Les États-Unis se sont abstenus vendredi lors d’une résolution des Nations Unies appelant à des pauses humanitaires pour permettre à l’aide d’atteindre Gaza, où le nombre de morts a dépassé les 20 000 cette semaine, selon le ministère palestinien de la Santé. La décision américaine de ne pas voter – une situation rare pour les membres du Conseil de sécurité – est intervenue après près d’une semaine de débats et de négociations de dernière minute.
La résolution a été adoptée par 13 voix contre 0, avec 2 abstentions des États-Unis et de la Russie. Avant le vote, la Russie avait proposé un amendement réintroduisant un langage plus fort autour d’un cessez-le-feu auquel les États-Unis avaient opposé leur veto.
La résolution exige « des pauses humanitaires urgentes et prolongées et des couloirs dans toute la bande de Gaza pendant un nombre de jours suffisant pour permettre un accès humanitaire complet, rapide, sûr et sans entrave ». Ambassadeur des États-Unis auprès de l’ONU Linda Thomas Greenfield a déclaré vendredi que la résolution « offrait une lueur d’espoir au milieu d’un océan de souffrances inimaginables. » Un jour avant le vote, un groupe mondial de surveillance de la faim soutenu par l’ONU a averti que l’ensemble de la population de Gaza courait « un risque imminent de famine ».
Thomas-Greenfield a noté qu’il a fallu « plusieurs jours et de nombreuses et très longues nuits de négociation pour parvenir à un résultat satisfaisant ». Un problème majeur qui a empêché la résolution d’être votée pendant près d’une semaine concernait la formulation autour d’une « cessation des hostilités ». Un premier projet de résolution appelait à « une cessation urgente et durable des hostilités ». L’administration Biden, qui s’oppose à un cessez-le-feu, s’est opposée à ce langage.
La version adoptée vendredi a édulcoré la déclaration pour appeler à des « mesures urgentes » pour « créer les conditions d’une cessation durable des hostilités ». Bien qu’elle ait remercié les États-Unis « pour leur engagement total dans la recherche d’une solution adaptée au moment présent », l’ambassadrice des Émirats arabes unis Lana Nusseibehqui a parrainé la résolution, a déclaré après le vote que la résolution « n’est pas un texte parfait », ajoutant : « Nous savons que seul un cessez-le-feu mettra fin aux souffrances ».
Dans ses commentaires après le vote du Conseil de sécurité de l’ONU, Thomas-Greenfield a accusé la Russie d’hypocrisie, la qualifiant de « pays qui a également créé des conditions dont ils se plaignent maintenant dans leur guerre non provoquée en Ukraine ».
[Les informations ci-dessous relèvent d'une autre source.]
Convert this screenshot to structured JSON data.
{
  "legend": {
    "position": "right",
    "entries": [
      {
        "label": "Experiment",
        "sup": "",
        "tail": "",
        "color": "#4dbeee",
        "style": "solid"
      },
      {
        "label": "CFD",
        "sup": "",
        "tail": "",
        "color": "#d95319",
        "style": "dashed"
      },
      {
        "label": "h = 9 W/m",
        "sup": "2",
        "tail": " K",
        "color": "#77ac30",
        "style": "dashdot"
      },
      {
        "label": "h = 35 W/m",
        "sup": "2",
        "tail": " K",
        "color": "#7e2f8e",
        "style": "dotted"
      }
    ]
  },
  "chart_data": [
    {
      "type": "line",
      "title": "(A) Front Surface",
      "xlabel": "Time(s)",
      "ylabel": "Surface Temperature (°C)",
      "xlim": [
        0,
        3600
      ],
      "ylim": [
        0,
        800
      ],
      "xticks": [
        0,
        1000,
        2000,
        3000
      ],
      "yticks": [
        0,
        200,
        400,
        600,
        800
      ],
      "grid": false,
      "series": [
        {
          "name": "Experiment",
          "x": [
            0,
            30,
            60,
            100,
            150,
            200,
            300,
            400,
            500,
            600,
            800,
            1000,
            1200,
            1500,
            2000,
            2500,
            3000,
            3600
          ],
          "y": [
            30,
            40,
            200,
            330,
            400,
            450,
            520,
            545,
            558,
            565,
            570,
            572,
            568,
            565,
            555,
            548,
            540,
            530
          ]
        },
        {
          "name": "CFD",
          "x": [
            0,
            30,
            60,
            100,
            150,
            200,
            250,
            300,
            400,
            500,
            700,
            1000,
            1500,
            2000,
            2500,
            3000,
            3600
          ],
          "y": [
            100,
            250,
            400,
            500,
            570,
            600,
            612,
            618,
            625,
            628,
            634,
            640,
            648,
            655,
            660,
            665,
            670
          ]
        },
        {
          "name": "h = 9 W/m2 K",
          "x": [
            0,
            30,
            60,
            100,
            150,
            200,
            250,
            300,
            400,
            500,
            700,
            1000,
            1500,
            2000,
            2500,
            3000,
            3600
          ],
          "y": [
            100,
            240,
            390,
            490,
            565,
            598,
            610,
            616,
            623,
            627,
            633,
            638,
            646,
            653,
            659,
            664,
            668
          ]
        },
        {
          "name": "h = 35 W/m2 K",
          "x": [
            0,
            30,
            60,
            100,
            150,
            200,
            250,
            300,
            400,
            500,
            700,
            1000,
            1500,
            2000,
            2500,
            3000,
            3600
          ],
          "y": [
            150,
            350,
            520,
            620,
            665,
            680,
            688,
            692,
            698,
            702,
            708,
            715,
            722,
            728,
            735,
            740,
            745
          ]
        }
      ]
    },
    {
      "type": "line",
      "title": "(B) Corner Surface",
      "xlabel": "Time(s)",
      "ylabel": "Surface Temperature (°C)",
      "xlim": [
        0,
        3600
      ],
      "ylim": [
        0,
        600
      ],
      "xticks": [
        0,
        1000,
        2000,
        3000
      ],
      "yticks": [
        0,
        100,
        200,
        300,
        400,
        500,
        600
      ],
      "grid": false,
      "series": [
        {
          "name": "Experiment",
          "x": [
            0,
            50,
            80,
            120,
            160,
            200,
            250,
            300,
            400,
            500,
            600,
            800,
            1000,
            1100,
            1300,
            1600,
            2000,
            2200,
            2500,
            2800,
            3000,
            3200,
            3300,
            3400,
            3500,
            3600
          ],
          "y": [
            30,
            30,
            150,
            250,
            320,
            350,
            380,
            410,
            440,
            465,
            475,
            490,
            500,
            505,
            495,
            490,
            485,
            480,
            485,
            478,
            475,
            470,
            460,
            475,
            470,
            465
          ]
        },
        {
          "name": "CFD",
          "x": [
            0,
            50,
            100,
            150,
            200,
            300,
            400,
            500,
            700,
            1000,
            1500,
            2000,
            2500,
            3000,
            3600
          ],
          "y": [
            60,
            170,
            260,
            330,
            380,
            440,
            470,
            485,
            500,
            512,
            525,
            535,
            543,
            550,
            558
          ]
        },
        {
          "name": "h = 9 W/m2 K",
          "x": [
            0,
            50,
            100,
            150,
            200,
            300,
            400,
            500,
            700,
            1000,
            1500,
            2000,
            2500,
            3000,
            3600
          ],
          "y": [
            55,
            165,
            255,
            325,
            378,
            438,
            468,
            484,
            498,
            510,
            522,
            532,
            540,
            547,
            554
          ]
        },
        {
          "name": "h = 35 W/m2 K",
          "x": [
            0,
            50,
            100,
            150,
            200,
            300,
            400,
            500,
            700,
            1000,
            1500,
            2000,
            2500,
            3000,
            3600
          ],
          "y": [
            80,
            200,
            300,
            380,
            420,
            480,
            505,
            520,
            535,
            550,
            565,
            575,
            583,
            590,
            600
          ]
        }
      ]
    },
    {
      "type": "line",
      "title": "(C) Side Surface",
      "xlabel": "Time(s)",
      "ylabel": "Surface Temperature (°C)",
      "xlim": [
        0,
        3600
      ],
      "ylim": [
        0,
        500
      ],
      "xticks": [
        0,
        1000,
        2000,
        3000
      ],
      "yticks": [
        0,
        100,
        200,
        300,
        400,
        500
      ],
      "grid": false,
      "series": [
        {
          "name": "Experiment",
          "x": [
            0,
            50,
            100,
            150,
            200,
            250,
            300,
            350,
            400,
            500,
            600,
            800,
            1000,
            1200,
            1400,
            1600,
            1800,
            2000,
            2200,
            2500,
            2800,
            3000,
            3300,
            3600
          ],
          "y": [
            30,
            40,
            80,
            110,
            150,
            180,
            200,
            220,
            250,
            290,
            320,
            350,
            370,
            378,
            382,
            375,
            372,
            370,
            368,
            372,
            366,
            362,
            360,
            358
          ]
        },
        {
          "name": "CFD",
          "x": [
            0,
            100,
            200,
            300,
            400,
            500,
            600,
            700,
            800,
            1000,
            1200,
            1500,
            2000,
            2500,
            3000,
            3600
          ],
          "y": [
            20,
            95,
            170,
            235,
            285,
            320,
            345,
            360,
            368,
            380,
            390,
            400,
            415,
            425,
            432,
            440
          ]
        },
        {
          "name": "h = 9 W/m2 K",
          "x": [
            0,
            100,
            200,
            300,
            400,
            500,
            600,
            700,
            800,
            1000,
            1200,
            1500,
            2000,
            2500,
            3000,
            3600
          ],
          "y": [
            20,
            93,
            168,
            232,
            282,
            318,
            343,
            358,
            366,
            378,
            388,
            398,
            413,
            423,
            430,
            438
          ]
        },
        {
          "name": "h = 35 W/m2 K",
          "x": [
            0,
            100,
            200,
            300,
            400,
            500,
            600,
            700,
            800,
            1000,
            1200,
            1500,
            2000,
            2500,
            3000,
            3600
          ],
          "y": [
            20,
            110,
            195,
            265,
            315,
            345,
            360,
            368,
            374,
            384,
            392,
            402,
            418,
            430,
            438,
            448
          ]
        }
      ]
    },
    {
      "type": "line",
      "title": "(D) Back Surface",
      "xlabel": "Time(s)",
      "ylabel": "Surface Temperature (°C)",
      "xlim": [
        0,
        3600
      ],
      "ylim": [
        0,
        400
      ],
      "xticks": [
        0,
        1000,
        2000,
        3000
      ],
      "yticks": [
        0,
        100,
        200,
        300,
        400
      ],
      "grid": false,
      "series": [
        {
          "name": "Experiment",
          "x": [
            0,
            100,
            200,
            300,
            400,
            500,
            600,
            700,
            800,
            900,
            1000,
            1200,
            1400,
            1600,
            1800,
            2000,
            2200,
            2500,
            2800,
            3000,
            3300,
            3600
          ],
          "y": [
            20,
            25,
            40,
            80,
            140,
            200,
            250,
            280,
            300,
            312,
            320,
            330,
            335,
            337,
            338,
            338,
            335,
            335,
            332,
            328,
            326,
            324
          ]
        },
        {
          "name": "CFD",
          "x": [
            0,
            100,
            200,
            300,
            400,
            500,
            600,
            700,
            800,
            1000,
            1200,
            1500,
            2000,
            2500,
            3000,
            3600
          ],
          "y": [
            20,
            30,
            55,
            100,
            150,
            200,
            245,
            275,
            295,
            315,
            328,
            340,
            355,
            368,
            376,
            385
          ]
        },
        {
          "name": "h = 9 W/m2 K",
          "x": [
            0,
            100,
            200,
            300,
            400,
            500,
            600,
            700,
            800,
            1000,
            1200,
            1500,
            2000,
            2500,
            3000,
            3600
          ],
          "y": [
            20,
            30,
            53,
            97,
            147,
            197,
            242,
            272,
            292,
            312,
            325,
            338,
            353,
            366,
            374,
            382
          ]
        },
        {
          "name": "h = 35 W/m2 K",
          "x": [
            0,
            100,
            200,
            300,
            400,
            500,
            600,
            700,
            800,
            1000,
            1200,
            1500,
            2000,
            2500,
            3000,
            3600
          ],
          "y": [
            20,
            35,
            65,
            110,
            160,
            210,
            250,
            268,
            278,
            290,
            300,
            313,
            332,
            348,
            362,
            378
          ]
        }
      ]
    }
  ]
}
Avant le vote, Israël aurait intensifié son attaque aérienne contre le territoire, qui est devenue en un peu plus de deux mois l’une des campagnes militaires les plus meurtrières et destructrices de l’histoire récente. Suite à l’adoption de la résolution, le secrétaire général de l’ONU Antonio Guterres a déclaré que l’offensive actuelle d’Israël était le « vrai problème », créant des « obstacles massifs » à la fourniture de l’aide humanitaire.
Cette intensification survient alors que plusieurs médias ont publié des analyses documentant l’étendue des bombardements israéliens sur Gaza. Jeudi, un New York Times L’analyse des preuves visuelles a révélé qu’au cours des six premières semaines de la guerre, Israël « a régulièrement utilisé l’une de ses bombes les plus grosses et les plus destructrices dans les zones qu’il considérait comme sûres pour les civils ». Le Fois a rapporté que les bombes « représentaient une menace omniprésente pour les civils en quête de sécurité dans le sud de Gaza ».
Une analyse similaire de CNN et de la société d’intelligence artificielle Synthetaic publiée vendredi a révélé 500 cratères d’impact indiquant des explosions de bombes de 2 000 livres, qui sont rarement utilisées dans des zones densément peuplées comme Gaza. (Les États-Unis n’ont utilisé qu’une seule bombe de ce type lors de leur guerre contre l’Etat islamique en Irak.)
La semaine dernière, le président Joe Biden a reconnu que la conduite d’Israël pendant la guerre sapait le soutien international. « Ils commencent à perdre ce soutien à cause des bombardements aveugles », a-t-il déclaré.